Teoria
  • Contexto histórico: por que a proteção de dados se tornou prioridade na saúde;
  • A relação entre o cuidado assistencial e os dados pessoais do paciente;
  • Principais conceitos e atores envolvidos: dado pessoal, dado pessoal sensível, anonimização, consentimento, titular, controlador, operador e o encarregado de dados (DPO);
  • Visão geral da LGPD aplicada à saúde (arts. 5º, 6º, 7º, 11, 12,13, 18, 23 a 26, 37 a 41, 46 a 49, 48, 50, 52 a 54);
  • Diferença entre privacidade, segurança da informação e proteção de dados pessoais e sensíveis no âmbito da saúde.
Prática
  • Estudo de caso guiado: Análise de um prontuário fictício — identificar quais campos contêm dados sensíveis e quais medidas de proteção se aplicam, à luz da LGPD e dos normativos da Agência Nacional de Proteção de Dados (ANPD);
  • Exercício: Mapeamento rápido de fluxos de dados no dia a dia de um hospital (admissão, atendimento, alta, faturamento).
Teoria
  • Ciclo de vida do dado na assistência: coleta, registro, armazenamento, tratamento, compartilhamento e retenção/descarte;
  • Bases legais aplicáveis ao tratamento de dados na saúde (consentimento, tutela da saúde, execução de contrato cumprimento de obrigação legal ou regulatória e proteção da vida, conforme previsto na LGPD.);
  • Compartilhamento de dados entre equipes multiprofissionais: limites éticos, legais, assistenciais, observando o sigilo profissional, o princípio da necessidade e as disposições da LGPD;
  • Direitos dos titulares no contexto assistencial (acesso, correção, portabilidade, eliminação, anonimização, bloqueio, e revogação do consentimento).
Prática
  • Simulação: O paciente solicita acesso integral ao seu prontuário — como o serviço deve responder?

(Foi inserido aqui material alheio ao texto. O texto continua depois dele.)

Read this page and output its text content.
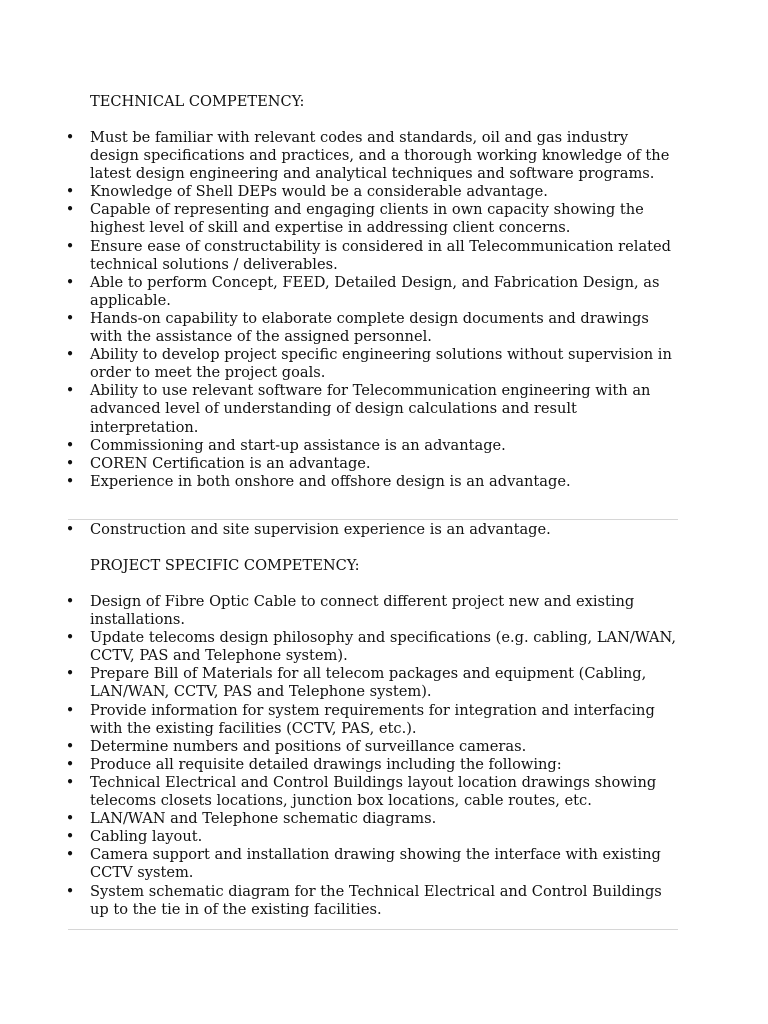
TECHNICAL COMPETENCY:
• Must be familiar with relevant codes and standards, oil and gas industry design specifications and practices, and a thorough working knowledge of the latest design engineering and analytical techniques and software programs.
• Knowledge of Shell DEPs would be a considerable advantage.
• Capable of representing and engaging clients in own capacity showing the highest level of skill and expertise in addressing client concerns.
• Ensure ease of constructability is considered in all Telecommunication related technical solutions / deliverables.
• Able to perform Concept, FEED, Detailed Design, and Fabrication Design, as applicable.
• Hands-on capability to elaborate complete design documents and drawings with the assistance of the assigned personnel.
• Ability to develop project specific engineering solutions without supervision in order to meet the project goals.
• Ability to use relevant software for Telecommunication engineering with an advanced level of understanding of design calculations and result interpretation.
• Commissioning and start-up assistance is an advantage.
• COREN Certification is an advantage.
• Experience in both onshore and offshore design is an advantage.
• Construction and site supervision experience is an advantage.
PROJECT SPECIFIC COMPETENCY:
• Design of Fibre Optic Cable to connect different project new and existing installations.
• Update telecoms design philosophy and specifications (e.g. cabling, LAN/WAN, CCTV, PAS and Telephone system).
• Prepare Bill of Materials for all telecom packages and equipment (Cabling, LAN/WAN, CCTV, PAS and Telephone system).
• Provide information for system requirements for integration and interfacing with the existing facilities (CCTV, PAS, etc.).
• Determine numbers and positions of surveillance cameras.
• Produce all requisite detailed drawings including the following:
• Technical Electrical and Control Buildings layout location drawings showing telecoms closets locations, junction box locations, cable routes, etc.
• LAN/WAN and Telephone schematic diagrams.
• Cabling layout.
• Camera support and installation drawing showing the interface with existing CCTV system.
• System schematic diagram for the Technical Electrical and Control Buildings up to the tie in of the existing facilities.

  • Elaborar o fluxo de atendimento ao direito do titular de dados;
  • Exercício em grupo: Elaborar um Termo de Consentimento Livre e Esclarecido (TCLE) para um procedimento que envolve coleta de dados genéticos.
Teoria
  • Medidas técnicas e administrativas exigidas pela LGPD (art. 46 e 47), voltadas à proteção de dados pessoais e dados pessoais sensíveis;
  • Controle de segurança da informação, incluindo controle de acesso, criptografia, pseudonimização e registros de logs de auditoria;
  • Gestão de incidentes: como identificar, notificar e responder a possíveis vazamentos;
  • A importância da política de privacidade e do plano de adequação institucional como instrumentos de governança e conformidade com a LGPD.
Prática
  • Workshop prático: Simulação de um incidente de vazamento de dados — o grupo deve decidir: (a) como conter o vazamento e mitigação de riscos, (b) a quem notificar (interno e externo), (c) qual o prazo legal para comunicar a ANPD;
  • Checklist de adequação: Cada participante avalia seu setor/serviço contra uma lista de verificação de conformidade com a LGPD.
Teoria
  • Como a IA está sendo usada na saúde: diagnóstico assistido por algoritmos, predição de riscos, chatbots para triagem, prontuário inteligente;
  • Riscos específicos: viés algorítmico, opacidade decisional, risco de reidentificação de dados anonimizados e potenciais impactos na equidade, segurança e confiabilidade das decisões clínicas automatizadas ou assistidas por sistemas de IA;
  • O tratamento de dados para treinamento de modelos de IA — bases legais aplicáveis;
  • Regulamentações emergentes: Marco Legal da IA no Brasil (PL 2338/2023) e o AI Act europeu;
  • Resolução CFM nº 2.454/2026;
  • Limites éticos: autonomia do profissional vs. decisão algorítmica.
Prática
  • Estudo de caso real: Um hospital implementa um algoritmo de predição de sepse usando dados históricos de pacientes — quais seriam os requisitos legais e éticos antes de colocar em produção?
  • Debate guiado: "Até que ponto um modelo de IA pode tomar decisões assistenciais sem violar a privacidade do paciente?"
Teoria
  • Estruturando um Programa de Governança de Dados na instituição de saúde;
  • Papéis e responsabilidades: DPO, comitê de privacidade, equipe assistencial e área de TI;
  • Elaboração de Relatório de Impacto à Proteção de Dados (RIPD) — quando é obrigatório;
  • Como integrar proteção de dados à cultura organizacional.
Prática
  • Oficina final: Cada participante (ou grupo) elaborará um Plano de Ação Personalizado para sua instituição/setor, contendo:
    • 3 ações prioritárias de curto prazo (30 dias);
    • 3 ações de médio prazo (6 meses);
    • Indicadores de sucesso;
    • Apresentação e feedback dos planos.